The murals made art easily accessible for the people, the exhibition notes, and mixed traditions of Indigenous peoples in Mexico with influences from European art.
Many American artists went to Mexico to see the art and work with the artists. Fewer artworks were commissioned in Mexico starting in the mid-1920s under new government leadership, and the top artists, including Diego Rivera, Jose Clemente Orozco and David Alfaro Siqueiros, traveled to the U.S. to show their works and create new art.
The exhibition focuses on the impact of Mexican artists on those in America from 1925-1945, inspiring American artists to explore themes of America’s history along with issues including labor disputes, unemployment during the Great Depression, and racial violence and inequality.
The show “provides the Whitney an unprecedented opportunity to present a new understanding of art history,” said Adam Weinberg, director of the Whitney Museum, at a preview of the show. “It reminds us that the power of art, and cultural and artistic influences, is not bound by borders.”

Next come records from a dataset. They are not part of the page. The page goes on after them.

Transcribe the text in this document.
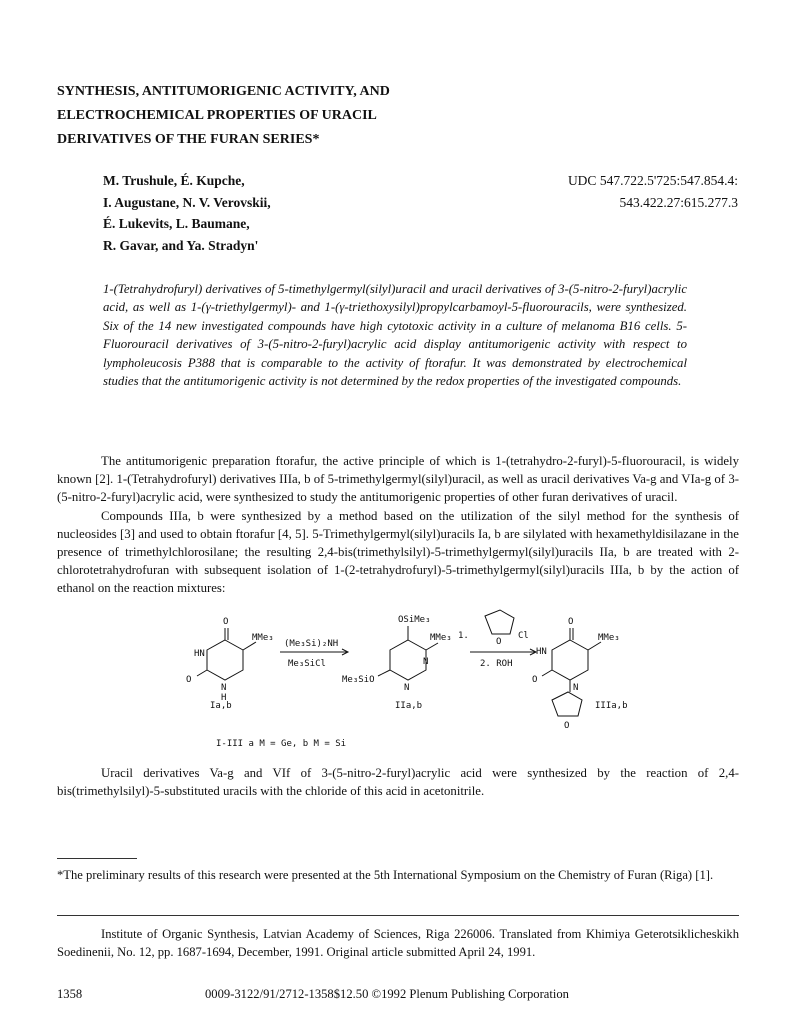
SYNTHESIS, ANTITUMORIGENIC ACTIVITY, AND
ELECTROCHEMICAL PROPERTIES OF URACIL
DERIVATIVES OF THE FURAN SERIES*
M. Trushule, É. Kupche,
I. Augustane, N. V. Verovskii,
É. Lukevits, L. Baumane,
R. Gavar, and Ya. Stradyn'
UDC 547.722.5'725:547.854.4:
543.422.27:615.277.3
1-(Tetrahydrofuryl) derivatives of 5-timethylgermyl(silyl)uracil and uracil derivatives of 3-(5-nitro-2-furyl)acrylic acid, as well as 1-(γ-triethylgermyl)- and 1-(γ-triethoxysilyl)propylcarbamoyl-5-fluorouracils, were synthesized. Six of the 14 new investigated compounds have high cytotoxic activity in a culture of melanoma B16 cells. 5-Fluorouracil derivatives of 3-(5-nitro-2-furyl)acrylic acid display antitumorigenic activity with respect to lympholeucosis P388 that is comparable to the activity of ftorafur. It was demonstrated by electrochemical studies that the antitumorigenic activity is not determined by the redox properties of the investigated compounds.

The antitumorigenic preparation ftorafur, the active principle of which is 1-(tetrahydro-2-furyl)-5-fluorouracil, is widely known [2]. 1-(Tetrahydrofuryl) derivatives IIIa, b of 5-trimethylgermyl(silyl)uracil, as well as uracil derivatives Va-g and VIa-g of 3-(5-nitro-2-furyl)acrylic acid, were synthesized to study the antitumorigenic properties of other furan derivatives of uracil.

Compounds IIIa, b were synthesized by a method based on the utilization of the silyl method for the synthesis of nucleosides [3] and used to obtain ftorafur [4, 5]. 5-Trimethylgermyl(silyl)uracils Ia, b are silylated with hexamethyldisilazane in the presence of trimethylchlorosilane; the resulting 2,4-bis(trimethylsilyl)-5-trimethylgermyl(silyl)uracils IIa, b are treated with 2-chlorotetrahydrofuran with subsequent isolation of 1-(2-tetrahydrofuryl)-5-trimethylgermyl(silyl)uracils IIIa, b by the action of ethanol on the reaction mixtures:

O
HN
O
N
H
MMe₃
(Me₃Si)₂NH
Me₃SiCl
OSiMe₃
MMe₃
N
N
Me₃SiO
1.
O
Cl
2. ROH
O
HN
O
N
O
MMe₃
Ia,b	IIa,b	IIIa,b
I-III a M = Ge, b M = Si

Uracil derivatives Va-g and VIf of 3-(5-nitro-2-furyl)acrylic acid were synthesized by the reaction of 2,4-bis(trimethylsilyl)-5-substituted uracils with the chloride of this acid in acetonitrile.

*The preliminary results of this research were presented at the 5th International Symposium on the Chemistry of Furan (Riga) [1].
Institute of Organic Synthesis, Latvian Academy of Sciences, Riga 226006. Translated from Khimiya Geterotsiklicheskikh Soedinenii, No. 12, pp. 1687-1694, December, 1991. Original article submitted April 24, 1991.
1358	0009-3122/91/2712-1358$12.50 ©1992 Plenum Publishing Corporation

Art history has traditionally said that much American art in the 20th century was dominated by French influences, noted curator Barbara Haskell. “This exhibition really rewrites that narrative,” she said.
The show was 15 years in the making, going back to when Haskell looked at art of the Mexican revolution, she said, and noticed similarities in the work of Rivera and Thomas Hart Benton. She found influences on American artists stylistically but also in substance, depicting fights against oppression and for justice, she noted, and the concept of art being for everyone, “in a style that’s accessible to the public,” Haskell said.
The show features works of American and Mexican artists, and reproductions of large public murals. Depictions of uprisings and revolutions in Mexico are contrasted with labor disputes in America and discrimination faced by African Americans who migrated north, along with the history of African Americans and struggles for equality.
A section of the show details Diego Rivera’s 1932 artistic commission at Rockefeller Center, which led to controversy when Rivera refused to remove a portrait of Vladimir Lenin and was dismissed from the project in 1933.
There was also some bitterness among American artists for Rivera getting the commission when employment was scarce during the Great Depression. This led to an exhibit organized at the Museum of Modern Art for American artists, which also drew controversy when the museum objected to communist themes from several artists. But artists protested and the museum allowed the works to stay in the face of potentially bad public relations.
Style influences are also explored in the show. In 1936, Siqueiros established the Experimental Workshop near Union Square in New York, as way to explore new artistic techniques.
Jackson Pollock was among the artists who joined the Workshop when it first opened, and was especially taken with Siqueiros using unconventional materials and ways of applying paint, the exhibition notes. This included spraying paint through stencils and dripping, pouring, splattering and throwing paint at the canvas, which would stick with Pollock as he developed his drip paintings. “Each age finds its own technique,” Pollock would say, a similar idea to what Siqueiros founded his Experimental Workshop on.
“Vida Americana” will run at the Whitney Museum, 99 Gansevoort St., from Feb. 17 to May 17.